Comment 27 morgan read 2006-05-24 05:25:56 UTC
Well, I didn't want to be quite that presumptuous - but, now you mention it...:)
Comment 28 Ross Golder 2006-07-08 02:41:30 UTC
I started *another* re-indexing a couple of days ago which is still running. Hopefully that should bring us up to now. However, we still need to find and hook up the script that keeps the indexes up-to-date as new mail is archived.

I'm trying to keep notes on http://live.gnome.org/MailingLists about the setup and any problems so once it's fixed it stays fixed (or is easily fixable).
Comment 29 Quim Gil 2006-10-01 22:07:54 UTC
I've just realized that the search engine is more broke than I thought:

1. Go to http://mail.gnome.org/archives/

2. Type "drupal" in the search string field and click Search!

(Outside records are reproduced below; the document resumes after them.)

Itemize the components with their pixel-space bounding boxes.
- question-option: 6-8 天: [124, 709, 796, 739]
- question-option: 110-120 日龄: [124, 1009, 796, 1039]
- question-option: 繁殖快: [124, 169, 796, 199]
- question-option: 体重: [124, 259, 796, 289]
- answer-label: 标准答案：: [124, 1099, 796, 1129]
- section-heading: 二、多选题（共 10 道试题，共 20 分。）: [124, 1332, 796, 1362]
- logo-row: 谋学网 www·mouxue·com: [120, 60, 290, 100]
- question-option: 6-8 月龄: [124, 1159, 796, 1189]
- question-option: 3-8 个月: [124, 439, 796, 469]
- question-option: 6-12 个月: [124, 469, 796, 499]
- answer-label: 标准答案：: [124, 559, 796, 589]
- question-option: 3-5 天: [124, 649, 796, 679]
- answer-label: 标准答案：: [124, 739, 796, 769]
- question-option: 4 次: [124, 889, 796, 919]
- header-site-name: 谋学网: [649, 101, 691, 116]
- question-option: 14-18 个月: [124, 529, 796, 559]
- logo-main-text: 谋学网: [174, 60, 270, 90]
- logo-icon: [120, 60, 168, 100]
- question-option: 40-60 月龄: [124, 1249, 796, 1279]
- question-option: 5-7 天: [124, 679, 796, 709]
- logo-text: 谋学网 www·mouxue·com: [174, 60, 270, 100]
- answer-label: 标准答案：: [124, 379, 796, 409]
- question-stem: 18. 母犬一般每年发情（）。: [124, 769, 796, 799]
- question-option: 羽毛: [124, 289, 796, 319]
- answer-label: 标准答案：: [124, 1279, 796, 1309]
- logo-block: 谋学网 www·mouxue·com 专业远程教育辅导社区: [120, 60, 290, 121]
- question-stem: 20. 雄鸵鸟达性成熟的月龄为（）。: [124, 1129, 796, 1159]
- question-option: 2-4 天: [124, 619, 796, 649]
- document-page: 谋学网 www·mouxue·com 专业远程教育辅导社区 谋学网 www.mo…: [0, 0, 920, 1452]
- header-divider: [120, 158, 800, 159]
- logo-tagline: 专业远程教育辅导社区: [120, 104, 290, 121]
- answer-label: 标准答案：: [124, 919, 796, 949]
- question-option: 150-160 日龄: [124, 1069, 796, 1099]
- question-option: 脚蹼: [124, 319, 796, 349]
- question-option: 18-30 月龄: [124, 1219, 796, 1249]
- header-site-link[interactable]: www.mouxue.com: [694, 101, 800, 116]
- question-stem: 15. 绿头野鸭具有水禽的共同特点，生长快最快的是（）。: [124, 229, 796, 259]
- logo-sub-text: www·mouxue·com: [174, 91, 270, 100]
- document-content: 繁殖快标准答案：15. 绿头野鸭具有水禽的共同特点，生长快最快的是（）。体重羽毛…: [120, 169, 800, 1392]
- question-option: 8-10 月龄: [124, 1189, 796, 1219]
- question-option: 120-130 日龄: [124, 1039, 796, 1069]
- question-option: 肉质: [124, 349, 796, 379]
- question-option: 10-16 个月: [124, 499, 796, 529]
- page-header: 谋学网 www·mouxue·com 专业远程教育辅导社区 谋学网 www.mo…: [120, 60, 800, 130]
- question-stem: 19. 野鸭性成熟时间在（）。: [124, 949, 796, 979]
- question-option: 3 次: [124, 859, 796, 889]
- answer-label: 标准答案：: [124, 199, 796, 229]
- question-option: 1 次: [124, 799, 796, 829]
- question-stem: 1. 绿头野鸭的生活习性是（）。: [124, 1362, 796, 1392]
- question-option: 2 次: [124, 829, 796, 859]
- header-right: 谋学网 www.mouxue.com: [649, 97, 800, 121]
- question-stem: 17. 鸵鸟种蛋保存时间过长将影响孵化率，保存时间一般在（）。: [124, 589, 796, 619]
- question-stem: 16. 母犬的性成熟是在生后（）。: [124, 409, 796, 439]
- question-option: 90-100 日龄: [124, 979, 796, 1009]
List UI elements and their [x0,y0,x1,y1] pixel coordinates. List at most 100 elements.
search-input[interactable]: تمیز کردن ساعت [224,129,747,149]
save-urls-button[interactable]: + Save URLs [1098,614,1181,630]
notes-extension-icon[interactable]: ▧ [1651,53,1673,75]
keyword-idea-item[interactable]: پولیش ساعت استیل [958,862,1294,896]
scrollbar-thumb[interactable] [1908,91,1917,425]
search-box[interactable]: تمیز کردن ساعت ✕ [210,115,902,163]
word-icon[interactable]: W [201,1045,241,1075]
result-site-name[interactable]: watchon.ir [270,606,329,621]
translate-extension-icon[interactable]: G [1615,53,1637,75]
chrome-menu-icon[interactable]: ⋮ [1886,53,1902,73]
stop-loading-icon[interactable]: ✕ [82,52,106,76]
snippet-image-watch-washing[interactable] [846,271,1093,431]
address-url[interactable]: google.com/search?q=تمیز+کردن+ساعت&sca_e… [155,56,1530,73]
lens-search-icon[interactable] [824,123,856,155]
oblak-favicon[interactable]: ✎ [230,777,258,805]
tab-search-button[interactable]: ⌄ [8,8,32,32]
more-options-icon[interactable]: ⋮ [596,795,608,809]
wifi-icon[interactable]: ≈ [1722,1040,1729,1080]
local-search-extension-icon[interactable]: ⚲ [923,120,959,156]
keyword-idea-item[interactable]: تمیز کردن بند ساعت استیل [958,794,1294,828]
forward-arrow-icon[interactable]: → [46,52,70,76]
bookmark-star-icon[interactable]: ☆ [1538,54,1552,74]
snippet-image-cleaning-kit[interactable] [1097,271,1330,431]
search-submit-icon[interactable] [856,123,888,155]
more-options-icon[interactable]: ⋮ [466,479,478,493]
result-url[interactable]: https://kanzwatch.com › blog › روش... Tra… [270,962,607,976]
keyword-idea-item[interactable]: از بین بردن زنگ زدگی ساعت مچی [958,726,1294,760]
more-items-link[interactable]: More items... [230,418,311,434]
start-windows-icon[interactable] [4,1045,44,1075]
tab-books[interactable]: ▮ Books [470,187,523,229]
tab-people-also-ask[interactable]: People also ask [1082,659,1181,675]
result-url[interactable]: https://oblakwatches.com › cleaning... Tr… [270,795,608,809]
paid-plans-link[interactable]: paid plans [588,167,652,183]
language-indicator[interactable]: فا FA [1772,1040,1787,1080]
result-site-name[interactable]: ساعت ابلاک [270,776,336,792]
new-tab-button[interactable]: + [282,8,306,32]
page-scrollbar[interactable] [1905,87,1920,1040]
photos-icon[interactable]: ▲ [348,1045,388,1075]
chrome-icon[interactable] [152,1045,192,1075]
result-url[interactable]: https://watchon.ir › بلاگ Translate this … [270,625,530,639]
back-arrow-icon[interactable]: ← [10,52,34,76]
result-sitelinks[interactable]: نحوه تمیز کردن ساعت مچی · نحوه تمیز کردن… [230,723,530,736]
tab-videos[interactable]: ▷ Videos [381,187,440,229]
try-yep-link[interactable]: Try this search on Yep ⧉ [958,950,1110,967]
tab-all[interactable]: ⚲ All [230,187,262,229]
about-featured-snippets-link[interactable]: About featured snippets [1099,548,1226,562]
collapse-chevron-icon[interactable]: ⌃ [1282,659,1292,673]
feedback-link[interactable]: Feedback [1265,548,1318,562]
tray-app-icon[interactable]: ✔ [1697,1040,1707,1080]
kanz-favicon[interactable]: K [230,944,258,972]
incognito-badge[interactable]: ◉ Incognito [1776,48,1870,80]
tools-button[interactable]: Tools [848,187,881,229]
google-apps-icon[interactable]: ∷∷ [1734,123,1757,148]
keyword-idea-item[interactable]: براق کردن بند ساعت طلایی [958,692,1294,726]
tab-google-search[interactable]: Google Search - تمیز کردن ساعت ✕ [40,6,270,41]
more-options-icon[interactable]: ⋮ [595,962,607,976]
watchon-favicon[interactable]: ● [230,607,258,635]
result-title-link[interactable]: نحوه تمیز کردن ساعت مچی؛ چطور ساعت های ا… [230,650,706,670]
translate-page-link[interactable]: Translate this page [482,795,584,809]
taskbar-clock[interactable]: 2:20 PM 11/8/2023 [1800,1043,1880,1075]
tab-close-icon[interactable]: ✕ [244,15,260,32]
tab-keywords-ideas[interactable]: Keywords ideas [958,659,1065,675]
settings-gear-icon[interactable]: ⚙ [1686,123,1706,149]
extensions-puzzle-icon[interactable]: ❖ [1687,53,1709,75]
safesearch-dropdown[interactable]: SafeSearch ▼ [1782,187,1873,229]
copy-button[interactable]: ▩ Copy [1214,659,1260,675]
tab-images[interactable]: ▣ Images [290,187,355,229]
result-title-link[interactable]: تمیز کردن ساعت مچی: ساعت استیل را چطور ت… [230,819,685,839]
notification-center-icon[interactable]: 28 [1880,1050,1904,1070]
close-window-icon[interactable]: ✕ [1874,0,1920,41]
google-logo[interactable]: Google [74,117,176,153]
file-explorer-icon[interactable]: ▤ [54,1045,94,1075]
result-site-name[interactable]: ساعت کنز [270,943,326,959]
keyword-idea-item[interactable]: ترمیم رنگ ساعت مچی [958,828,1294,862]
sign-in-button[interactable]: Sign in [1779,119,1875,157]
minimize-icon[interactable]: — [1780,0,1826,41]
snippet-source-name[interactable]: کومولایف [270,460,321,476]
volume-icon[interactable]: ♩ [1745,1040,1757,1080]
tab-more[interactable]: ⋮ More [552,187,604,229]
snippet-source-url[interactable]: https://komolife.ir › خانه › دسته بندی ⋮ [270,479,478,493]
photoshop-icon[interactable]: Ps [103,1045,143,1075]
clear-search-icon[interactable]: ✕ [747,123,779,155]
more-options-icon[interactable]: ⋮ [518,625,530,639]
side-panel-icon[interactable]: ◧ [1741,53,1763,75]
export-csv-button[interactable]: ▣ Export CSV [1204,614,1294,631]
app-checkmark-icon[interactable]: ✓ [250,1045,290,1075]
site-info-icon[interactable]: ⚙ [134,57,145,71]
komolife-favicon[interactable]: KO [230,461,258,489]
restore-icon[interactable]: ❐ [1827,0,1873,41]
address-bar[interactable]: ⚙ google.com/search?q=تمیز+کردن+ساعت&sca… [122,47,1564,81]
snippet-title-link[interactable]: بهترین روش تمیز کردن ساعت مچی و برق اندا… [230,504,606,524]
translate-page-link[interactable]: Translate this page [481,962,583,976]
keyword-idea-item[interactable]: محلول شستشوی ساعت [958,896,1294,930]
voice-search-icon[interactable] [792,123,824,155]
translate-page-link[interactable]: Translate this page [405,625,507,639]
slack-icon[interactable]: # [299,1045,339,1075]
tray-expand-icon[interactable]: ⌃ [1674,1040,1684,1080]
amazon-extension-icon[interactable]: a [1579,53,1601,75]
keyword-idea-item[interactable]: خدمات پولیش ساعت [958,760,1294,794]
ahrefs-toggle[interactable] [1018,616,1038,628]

The result with the highest score on the top of the list http://mail.gnome.org/archives/evolution-patches/2004-December/msg00158.html

It doesn't contain the string "drupal".

I've tried with other words and it is pretty easy to get wrong results.


Seriously: in all these years it has been impossible to search mail.gnome.org/archives meaningfully. In the meantime people needing to do so have been using Google's advanced search features. I think it's time to stop dreaming that one day we will have Namazu working and put an adapted Google search instead. 
Comment 30 Alex Lancaster 2007-10-09 10:42:54 UTC
*** Bug 466278 has been marked as a duplicate of this bug. ***
Comment 31 Frederic Peters 2007-10-15 14:37:12 UTC
bkor, I didn't touch other pages, and I am not totally sure about hq parameter, so I won't close this bug now.  Could you update the site so it can be tested ?

2007-10-15  Frederic Peters  <fpeters@0d.be>

        * css/layout.css:
        * index.html: added Google Site search to search in archives.